The first step is to make sure it’s worth doing! Bytecode generation is a fair amount harder than traditional java coding, both in upfront work and in maintenance. So before you start trying to generate bytecode, hand code a class that corresponds roughly to the bytecode you would want to generate, and benchmark that against your existing reflection-based code. Bear in mind that while InvokeDynamic will be faster than reflection, the JIT optimizer does not always manage to get it performing as fast as traditional bytecode would (at least not yet!)
What issues might there be in doing this?
Debugging becomes much harder, since there is no java source code to match up with your generated byte code.
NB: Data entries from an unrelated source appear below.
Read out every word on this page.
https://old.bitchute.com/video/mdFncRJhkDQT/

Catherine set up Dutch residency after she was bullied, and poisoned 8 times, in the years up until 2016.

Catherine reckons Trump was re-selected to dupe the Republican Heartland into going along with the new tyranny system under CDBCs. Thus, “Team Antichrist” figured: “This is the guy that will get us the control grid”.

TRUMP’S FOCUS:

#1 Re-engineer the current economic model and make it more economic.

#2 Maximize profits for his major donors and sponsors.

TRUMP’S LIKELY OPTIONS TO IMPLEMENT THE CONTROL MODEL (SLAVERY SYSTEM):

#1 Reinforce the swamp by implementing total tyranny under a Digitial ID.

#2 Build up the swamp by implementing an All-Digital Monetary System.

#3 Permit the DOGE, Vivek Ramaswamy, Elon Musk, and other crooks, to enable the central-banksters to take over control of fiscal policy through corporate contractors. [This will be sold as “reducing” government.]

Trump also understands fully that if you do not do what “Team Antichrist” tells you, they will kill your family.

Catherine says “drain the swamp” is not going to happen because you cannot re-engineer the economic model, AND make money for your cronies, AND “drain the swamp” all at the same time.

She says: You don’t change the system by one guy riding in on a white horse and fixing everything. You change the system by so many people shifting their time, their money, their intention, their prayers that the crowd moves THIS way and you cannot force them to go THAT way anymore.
Because of this, you also want to make sure that your code is solid, so that your clients don’t have to worry about this. Lots of automated testing is key here!
You also talked about creating a simple JSON marshalling library by using ASM bytecode generation and InvokeDynamic and demonstrated how hand-rolled marshaling code can be rivaled in performance. Can you walk us through this?
The first step is to have ASM’s Asmifier class generate some sample code for you that in turn can generate sample bytecode. Using this as a sort of template, you can write code that will dynamically generate the bytecode you want. The next step is to take any field or method invocations that might have to go against private members and replace them with InvokeDynamic calls. Finally, create a classloader that can load the bytecode you generated to turn it into a regular old Java class.
How would readers test their code?
Automated testing is absolutely essential for this type of endeavour. There are a number of different variables that need to be considered, and they can all interact with each other. You need to consider what happens when a property type is primitive, an array, a multidimensional array, etc. You need to handle inheritance, including the case where private variables in a superclass and subclass have the same name. Inner classes can pose their own challenges as well. When I converted Pojomatic to use InvokeDymanic, I ended up writing data-driven tests that would cover all combinations of these. Ironically, to do this required bytecode generation to create the various kinds of classes!
Did any interesting questions arise from this talk?
I think the most interesting question was something to the effect of “Is this really worth it”? It’s a hard question to answer. I think in most cases, the answer is probably “no”. However, if a library has the potential to be run in performance-critical sections of code, and if you feel like digging into the JVM (as opposed to just the Java Language), it can definitely be worth it.